RBI will issue these bonds on behalf of the government. The issue will close on Friday.
Sugandha Sachdeva, Vice President at Broking, advised potential SGB investors to do staggered buying, as the long-term outlook for gold is positive and provides diversification benefits to one’s portfolio. However, one should refrain from investing the entire investable money in SGBs at current level, she said.
The government had earlier announced six tranches of SGBs offering from May to September last year.
Sachdeva said the recent strong US economic data has sent the dollar rising, leading to a drop in gold’s safe-haven appeal, with Rs 46,500 per 10 gm emerging as a key support on a closing basis, breaking which one can expect some more correction.
“But SGB is a long-term investment and one must avoid treating it as a short-term trading bet. A reversal in the interest rate cycle in the US is still away, which bodes well for gold prices. Sticky inflation in the US on account of higher input cost is a concern and will be positive for gold prices. Besides central banks have again started buying gold, unlike the last year when they were selling it at higher prices, she noted. Add to that the expensive equity valuations and uncertainty over a possible third wave of Covid-19, and all these can be positives for gold prices,” She said.
Sovereign gold bonds (SGBs) offer an alternative to physical gold investment, wherein investors enjoy capital appreciation in addition to earning interest semi-annually.

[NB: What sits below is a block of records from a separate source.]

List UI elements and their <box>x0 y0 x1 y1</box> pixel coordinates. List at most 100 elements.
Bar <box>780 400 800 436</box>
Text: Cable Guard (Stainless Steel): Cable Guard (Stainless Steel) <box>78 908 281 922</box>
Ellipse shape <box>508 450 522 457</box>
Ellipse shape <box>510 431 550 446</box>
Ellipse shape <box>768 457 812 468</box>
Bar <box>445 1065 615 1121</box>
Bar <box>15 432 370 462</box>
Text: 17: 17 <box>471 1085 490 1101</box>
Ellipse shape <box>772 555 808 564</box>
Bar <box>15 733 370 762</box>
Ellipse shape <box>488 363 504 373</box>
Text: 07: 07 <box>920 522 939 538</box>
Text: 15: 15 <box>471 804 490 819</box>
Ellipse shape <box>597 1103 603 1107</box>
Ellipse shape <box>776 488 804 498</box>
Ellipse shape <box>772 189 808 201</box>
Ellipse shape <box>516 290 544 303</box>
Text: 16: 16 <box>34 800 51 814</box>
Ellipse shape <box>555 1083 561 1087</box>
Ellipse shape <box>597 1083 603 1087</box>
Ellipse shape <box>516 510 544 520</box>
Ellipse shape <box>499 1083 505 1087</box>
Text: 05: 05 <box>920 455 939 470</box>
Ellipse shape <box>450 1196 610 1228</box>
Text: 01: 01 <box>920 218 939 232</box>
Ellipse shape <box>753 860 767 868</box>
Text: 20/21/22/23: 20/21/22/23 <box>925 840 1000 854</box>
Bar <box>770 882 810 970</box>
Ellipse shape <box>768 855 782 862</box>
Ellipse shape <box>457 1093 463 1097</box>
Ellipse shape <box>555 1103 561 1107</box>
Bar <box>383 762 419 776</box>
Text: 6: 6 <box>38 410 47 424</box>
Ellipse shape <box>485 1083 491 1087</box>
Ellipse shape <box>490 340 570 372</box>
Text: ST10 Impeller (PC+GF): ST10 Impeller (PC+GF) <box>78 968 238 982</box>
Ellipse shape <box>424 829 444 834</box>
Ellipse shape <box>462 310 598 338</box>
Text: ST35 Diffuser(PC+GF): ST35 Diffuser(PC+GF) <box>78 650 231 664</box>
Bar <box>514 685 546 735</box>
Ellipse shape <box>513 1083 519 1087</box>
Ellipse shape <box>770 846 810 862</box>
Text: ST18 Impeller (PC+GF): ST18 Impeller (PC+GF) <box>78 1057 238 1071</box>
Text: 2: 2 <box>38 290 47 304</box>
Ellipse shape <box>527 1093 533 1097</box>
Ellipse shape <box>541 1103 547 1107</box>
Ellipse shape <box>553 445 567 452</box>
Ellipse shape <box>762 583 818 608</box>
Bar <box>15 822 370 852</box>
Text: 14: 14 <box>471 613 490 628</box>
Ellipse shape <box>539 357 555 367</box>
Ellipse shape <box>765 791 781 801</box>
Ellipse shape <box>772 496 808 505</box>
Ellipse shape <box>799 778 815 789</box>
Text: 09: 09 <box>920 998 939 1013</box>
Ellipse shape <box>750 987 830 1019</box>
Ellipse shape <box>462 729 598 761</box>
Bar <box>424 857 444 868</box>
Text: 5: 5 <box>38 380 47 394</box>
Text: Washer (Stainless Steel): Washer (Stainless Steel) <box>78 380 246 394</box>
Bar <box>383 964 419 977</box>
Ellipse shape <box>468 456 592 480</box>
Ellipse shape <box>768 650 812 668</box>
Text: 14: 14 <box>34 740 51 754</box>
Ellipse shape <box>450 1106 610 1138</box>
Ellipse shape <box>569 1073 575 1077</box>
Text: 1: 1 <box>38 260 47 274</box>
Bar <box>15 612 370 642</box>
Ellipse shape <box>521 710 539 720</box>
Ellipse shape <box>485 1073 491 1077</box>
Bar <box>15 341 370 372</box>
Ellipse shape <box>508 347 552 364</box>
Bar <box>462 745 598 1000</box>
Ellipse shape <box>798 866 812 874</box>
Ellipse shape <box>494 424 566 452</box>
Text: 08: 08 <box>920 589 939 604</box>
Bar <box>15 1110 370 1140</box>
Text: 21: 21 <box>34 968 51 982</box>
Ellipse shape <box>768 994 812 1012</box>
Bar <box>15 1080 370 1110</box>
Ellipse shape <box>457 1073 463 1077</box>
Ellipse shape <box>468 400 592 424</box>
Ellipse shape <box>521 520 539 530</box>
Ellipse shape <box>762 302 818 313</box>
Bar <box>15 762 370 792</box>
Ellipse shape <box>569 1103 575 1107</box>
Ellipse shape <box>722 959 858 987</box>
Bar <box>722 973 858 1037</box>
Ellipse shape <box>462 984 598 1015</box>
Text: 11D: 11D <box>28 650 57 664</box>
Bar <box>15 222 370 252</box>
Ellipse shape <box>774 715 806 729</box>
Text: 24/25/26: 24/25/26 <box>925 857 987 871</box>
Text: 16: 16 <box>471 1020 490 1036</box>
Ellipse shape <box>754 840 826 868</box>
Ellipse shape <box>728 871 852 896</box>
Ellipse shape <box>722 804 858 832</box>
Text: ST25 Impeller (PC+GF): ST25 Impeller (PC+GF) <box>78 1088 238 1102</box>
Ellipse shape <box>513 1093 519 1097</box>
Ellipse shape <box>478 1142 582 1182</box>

These bonds are issued by the Government of India and, thus, eliminate risks associated with physical gold.
“Investment in non-physical gold, via digital or paper gold, is highly recommended, as it provides high liquidity, no storage cost, and is easier to sell vs physical gold. Investment in SGBs comes with an interest coupon payable semi-annually. Investment in SGBs is a superior alternative to physical gold. Investing in non-physical gold can help the government keep a check on the currency and larger fiscal deficit,” said Nish Bhatt, Founder & CEO at Millwood Kane International.
The fourth tranche of SGB 2021-22, which was sold from July 12 to 16, was offered at Rs 4,807 per 10 gm , and the May tranche was sold at Rs 4,889 per gm.

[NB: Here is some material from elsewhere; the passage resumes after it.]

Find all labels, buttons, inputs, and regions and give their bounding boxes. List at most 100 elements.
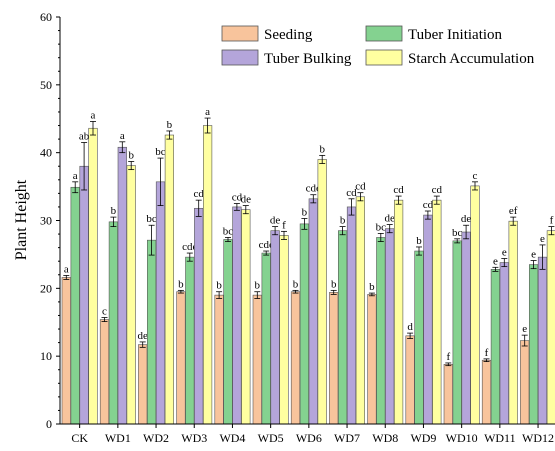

Bhatt said gold prices have softened in the past few weeks to touch a one-month low and they have dropped nearly Rs 1,000 per 10 gm in value terms in the past one week.

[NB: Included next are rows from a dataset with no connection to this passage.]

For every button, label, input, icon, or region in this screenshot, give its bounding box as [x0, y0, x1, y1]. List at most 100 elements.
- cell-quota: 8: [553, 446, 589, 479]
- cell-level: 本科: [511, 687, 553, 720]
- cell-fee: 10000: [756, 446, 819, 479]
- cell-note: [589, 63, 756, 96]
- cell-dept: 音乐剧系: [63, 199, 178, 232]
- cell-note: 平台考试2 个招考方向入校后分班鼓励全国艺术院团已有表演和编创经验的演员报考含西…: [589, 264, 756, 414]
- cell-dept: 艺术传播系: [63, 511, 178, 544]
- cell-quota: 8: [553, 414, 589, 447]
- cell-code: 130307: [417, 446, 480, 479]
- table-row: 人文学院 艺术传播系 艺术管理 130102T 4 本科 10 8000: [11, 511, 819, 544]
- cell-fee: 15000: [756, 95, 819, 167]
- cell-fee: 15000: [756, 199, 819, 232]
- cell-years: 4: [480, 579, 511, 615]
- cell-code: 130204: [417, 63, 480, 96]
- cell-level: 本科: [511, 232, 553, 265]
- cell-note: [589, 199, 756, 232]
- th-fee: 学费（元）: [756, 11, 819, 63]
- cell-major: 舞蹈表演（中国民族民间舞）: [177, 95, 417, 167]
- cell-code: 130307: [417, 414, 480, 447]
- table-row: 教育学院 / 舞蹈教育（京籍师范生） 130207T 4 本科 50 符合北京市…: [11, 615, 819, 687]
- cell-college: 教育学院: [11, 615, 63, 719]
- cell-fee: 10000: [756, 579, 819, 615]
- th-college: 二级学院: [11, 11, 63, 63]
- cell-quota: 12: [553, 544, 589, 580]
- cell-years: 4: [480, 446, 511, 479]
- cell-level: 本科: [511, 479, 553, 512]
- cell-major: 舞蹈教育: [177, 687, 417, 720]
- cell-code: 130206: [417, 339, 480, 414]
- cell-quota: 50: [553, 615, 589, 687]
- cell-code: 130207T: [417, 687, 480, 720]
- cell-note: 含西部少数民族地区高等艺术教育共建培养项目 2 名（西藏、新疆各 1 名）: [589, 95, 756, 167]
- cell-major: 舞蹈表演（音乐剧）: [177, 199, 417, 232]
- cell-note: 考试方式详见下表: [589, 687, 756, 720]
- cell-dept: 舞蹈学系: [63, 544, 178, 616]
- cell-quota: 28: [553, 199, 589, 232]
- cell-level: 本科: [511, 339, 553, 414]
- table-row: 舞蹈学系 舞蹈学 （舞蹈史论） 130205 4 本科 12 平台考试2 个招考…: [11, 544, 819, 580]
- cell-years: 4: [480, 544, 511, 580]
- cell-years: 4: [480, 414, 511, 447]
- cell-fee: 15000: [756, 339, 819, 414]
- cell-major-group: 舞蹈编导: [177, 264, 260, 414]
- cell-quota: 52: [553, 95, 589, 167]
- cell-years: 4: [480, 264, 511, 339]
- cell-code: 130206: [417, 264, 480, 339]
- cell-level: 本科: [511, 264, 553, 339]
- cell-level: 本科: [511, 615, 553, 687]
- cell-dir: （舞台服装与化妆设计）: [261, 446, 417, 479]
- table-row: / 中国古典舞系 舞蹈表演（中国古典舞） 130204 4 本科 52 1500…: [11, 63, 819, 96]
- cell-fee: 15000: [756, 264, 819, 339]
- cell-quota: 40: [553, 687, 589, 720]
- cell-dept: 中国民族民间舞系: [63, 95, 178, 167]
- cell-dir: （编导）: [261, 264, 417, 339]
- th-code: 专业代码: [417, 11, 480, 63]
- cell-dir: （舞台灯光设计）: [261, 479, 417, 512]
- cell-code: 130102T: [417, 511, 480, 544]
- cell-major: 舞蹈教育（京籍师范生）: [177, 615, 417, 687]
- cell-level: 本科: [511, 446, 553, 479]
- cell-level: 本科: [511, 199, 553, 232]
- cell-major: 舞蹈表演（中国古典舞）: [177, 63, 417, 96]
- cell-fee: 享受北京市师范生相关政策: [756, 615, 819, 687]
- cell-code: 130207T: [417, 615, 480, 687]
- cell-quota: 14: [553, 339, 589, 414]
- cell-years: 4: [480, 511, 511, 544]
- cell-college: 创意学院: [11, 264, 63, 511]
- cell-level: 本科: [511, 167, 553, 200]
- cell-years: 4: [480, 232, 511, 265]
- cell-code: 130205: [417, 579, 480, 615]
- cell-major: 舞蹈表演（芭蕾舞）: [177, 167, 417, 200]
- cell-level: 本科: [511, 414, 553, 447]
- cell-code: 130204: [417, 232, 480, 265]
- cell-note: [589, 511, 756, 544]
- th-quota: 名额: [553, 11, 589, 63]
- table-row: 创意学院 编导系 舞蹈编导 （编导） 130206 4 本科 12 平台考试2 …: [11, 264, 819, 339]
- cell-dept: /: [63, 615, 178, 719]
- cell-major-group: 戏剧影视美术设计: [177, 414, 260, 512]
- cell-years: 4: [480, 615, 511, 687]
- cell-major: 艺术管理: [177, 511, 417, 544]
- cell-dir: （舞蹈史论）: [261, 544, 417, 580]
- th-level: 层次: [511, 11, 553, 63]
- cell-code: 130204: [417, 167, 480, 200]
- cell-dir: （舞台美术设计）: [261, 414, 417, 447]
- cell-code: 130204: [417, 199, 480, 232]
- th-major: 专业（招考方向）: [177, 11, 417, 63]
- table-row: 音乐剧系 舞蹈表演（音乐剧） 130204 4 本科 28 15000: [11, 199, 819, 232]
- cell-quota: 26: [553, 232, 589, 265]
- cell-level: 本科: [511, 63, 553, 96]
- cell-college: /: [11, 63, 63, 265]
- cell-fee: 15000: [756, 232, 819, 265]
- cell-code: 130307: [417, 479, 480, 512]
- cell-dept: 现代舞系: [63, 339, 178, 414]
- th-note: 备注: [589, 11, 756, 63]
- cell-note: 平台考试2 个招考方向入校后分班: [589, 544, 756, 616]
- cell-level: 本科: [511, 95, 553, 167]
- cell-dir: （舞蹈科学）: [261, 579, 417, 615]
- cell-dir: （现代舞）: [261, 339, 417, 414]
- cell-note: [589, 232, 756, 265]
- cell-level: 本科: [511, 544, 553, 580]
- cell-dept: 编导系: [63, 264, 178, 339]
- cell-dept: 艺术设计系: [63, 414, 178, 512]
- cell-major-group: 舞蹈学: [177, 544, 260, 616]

A rising dollar and treasury yields amid hopes of sooner-than-expected policy tightening by the Fed have largely led to softening of gold prices, he said, adding that the latest variant of the virus, the pace of vaccination, unlocking, and signs of policy tightening by the Fed will guide gold prices going forward.
How do the SGBs work?
Investors can subscribe to SGBs during primary issuance by paying the prevailing price of gold. Upon allotment, these bonds are held in the demat account.
For this tranche, investors would receive fixed interest of 2.50 per cent per annum on investment value. On maturity, they would receive redemption proceeds at the prevailing gold price. Thus, SGBs offer gold-linked returns to investors.
The tenure of the bond is eight years. But since each tranche of SGBs is listed on stock exchanges, investors can liquidate their holdings before maturity, if they wish to.
If they continue to hold it till maturity, capital gains arising on redemption is tax-exempt.